Department of Mathematical Sciences, SUNY Binghamton University, Vestal, NY 13850, USA.
Genes (Basel). 2021 May 13;12(5):736. doi: 10.3390/genes12050736.
Despite the fact that imbalance between case and control groups is prevalent in genome-wide association studies (GWAS), it is often overlooked. This imbalance is getting more significant and urgent as the rapid growth of biobanks and electronic health records have enabled the collection of thousands of phenotypes from large cohorts, in particular for diseases with low prevalence. The unbalanced binary traits pose serious challenges to traditional statistical methods in terms of both genomic selection and disease prediction. For example, the well-established linear mixed models (LMM) yield inflated type I error rates in the presence of unbalanced case-control ratios. In this article, we review multiple statistical approaches that have been developed to overcome the inaccuracy caused by the unbalanced case-control ratio, with the advantages and limitations of each approach commented. In addition, we also explore the potential for applying several powerful and popular state-of-the-art machine-learning approaches, which have not been applied to the GWAS field yet. This review paves the way for better analysis and understanding of the unbalanced case-control disease data in GWAS.

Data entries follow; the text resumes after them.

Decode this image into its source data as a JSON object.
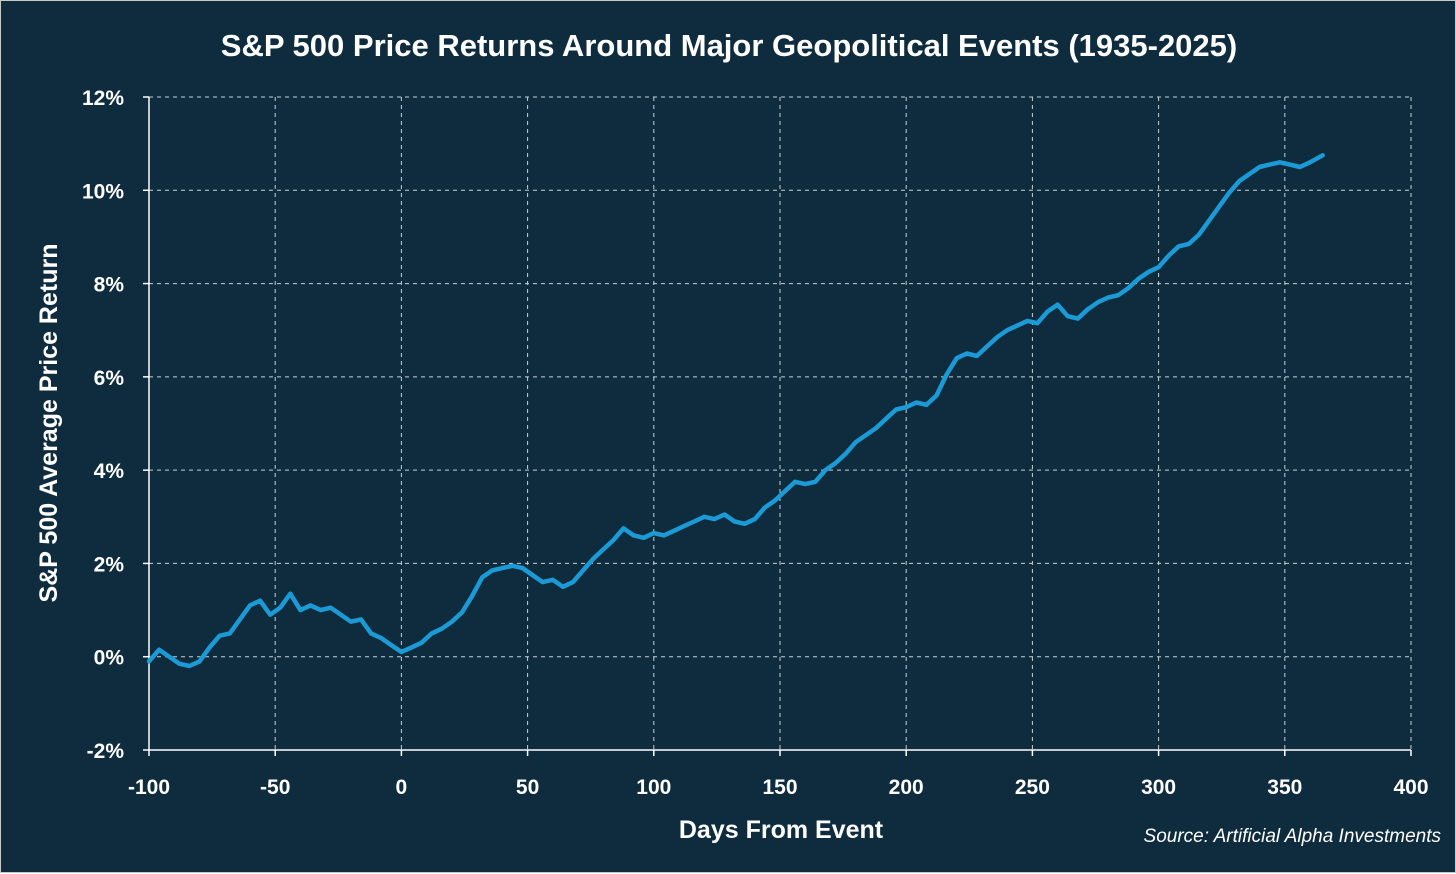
{
  "chart_data": {
    "type": "line",
    "title": "S&P 500 Price Returns Around Major Geopolitical Events (1935-2025)",
    "xlabel": "Days From Event",
    "ylabel": "S&P 500 Average Price Return",
    "source": "Source: Artificial Alpha Investments",
    "xlim": [
      -100,
      400
    ],
    "ylim": [
      -2,
      12
    ],
    "x_ticks": [
      -100,
      -50,
      0,
      50,
      100,
      150,
      200,
      250,
      300,
      350,
      400
    ],
    "x_tick_labels": [
      "-100",
      "-50",
      "0",
      "50",
      "100",
      "150",
      "200",
      "250",
      "300",
      "350",
      "400"
    ],
    "y_ticks": [
      -2,
      0,
      2,
      4,
      6,
      8,
      10,
      12
    ],
    "y_tick_labels": [
      "-2%",
      "0%",
      "2%",
      "4%",
      "6%",
      "8%",
      "10%",
      "12%"
    ],
    "grid": true,
    "line_color": "#1b9ad6",
    "background_color": "#0e2c3e",
    "series": [
      {
        "x": [
          -100,
          -96,
          -92,
          -88,
          -84,
          -80,
          -76,
          -72,
          -68,
          -64,
          -60,
          -56,
          -52,
          -48,
          -44,
          -40,
          -36,
          -32,
          -28,
          -24,
          -20,
          -16,
          -12,
          -8,
          -4,
          0,
          4,
          8,
          12,
          16,
          20,
          24,
          28,
          32,
          36,
          40,
          44,
          48,
          52,
          56,
          60,
          64,
          68,
          72,
          76,
          80,
          84,
          88,
          92,
          96,
          100,
          104,
          108,
          112,
          116,
          120,
          124,
          128,
          132,
          136,
          140,
          144,
          148,
          152,
          156,
          160,
          164,
          168,
          172,
          176,
          180,
          184,
          188,
          192,
          196,
          200,
          204,
          208,
          212,
          216,
          220,
          224,
          228,
          232,
          236,
          240,
          244,
          248,
          252,
          256,
          260,
          264,
          268,
          272,
          276,
          280,
          284,
          288,
          292,
          296,
          300,
          304,
          308,
          312,
          316,
          320,
          324,
          328,
          332,
          336,
          340,
          344,
          348,
          352,
          356,
          360,
          365
        ],
        "values": [
          -0.1,
          0.15,
          0.0,
          -0.15,
          -0.2,
          -0.1,
          0.2,
          0.45,
          0.5,
          0.8,
          1.1,
          1.2,
          0.9,
          1.05,
          1.35,
          1.0,
          1.1,
          1.0,
          1.05,
          0.9,
          0.75,
          0.8,
          0.5,
          0.4,
          0.25,
          0.1,
          0.2,
          0.3,
          0.5,
          0.6,
          0.75,
          0.95,
          1.3,
          1.7,
          1.85,
          1.9,
          1.95,
          1.9,
          1.75,
          1.6,
          1.65,
          1.5,
          1.6,
          1.85,
          2.1,
          2.3,
          2.5,
          2.75,
          2.6,
          2.55,
          2.65,
          2.6,
          2.7,
          2.8,
          2.9,
          3.0,
          2.95,
          3.05,
          2.9,
          2.85,
          2.95,
          3.2,
          3.35,
          3.55,
          3.75,
          3.7,
          3.75,
          4.0,
          4.15,
          4.35,
          4.6,
          4.75,
          4.9,
          5.1,
          5.3,
          5.35,
          5.45,
          5.4,
          5.6,
          6.05,
          6.4,
          6.5,
          6.45,
          6.65,
          6.85,
          7.0,
          7.1,
          7.2,
          7.15,
          7.4,
          7.55,
          7.3,
          7.25,
          7.45,
          7.6,
          7.7,
          7.75,
          7.9,
          8.1,
          8.25,
          8.35,
          8.6,
          8.8,
          8.85,
          9.05,
          9.35,
          9.65,
          9.95,
          10.2,
          10.35,
          10.5,
          10.55,
          10.6,
          10.55,
          10.5,
          10.6,
          10.75
        ]
      }
    ]
  }
}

尽管病例对照组之间的不平衡在全基因组关联研究(GWAS)中很常见,但往往被忽视。随着生物库和电子健康记录的快速增长,使得从大型队列中收集数千种表型成为可能,特别是对于患病率较低的疾病,这种不平衡变得更加显著和紧迫。不平衡的二元特征对传统的统计方法在基因组选择和疾病预测方面都提出了严峻的挑战。例如,在存在不平衡的病例对照比例的情况下,成熟的线性混合模型(LMM)会导致过高的Ⅰ型错误率。在本文中,我们综述了多种已开发的统计方法,这些方法旨在克服病例对照比例不平衡所带来的不准确性,并对每种方法的优缺点进行了评论。此外,我们还探讨了应用几种强大且流行的最新机器学习方法的可能性,这些方法尚未应用于 GWAS 领域。本综述为更好地分析和理解 GWAS 中不平衡的病例对照疾病数据铺平了道路。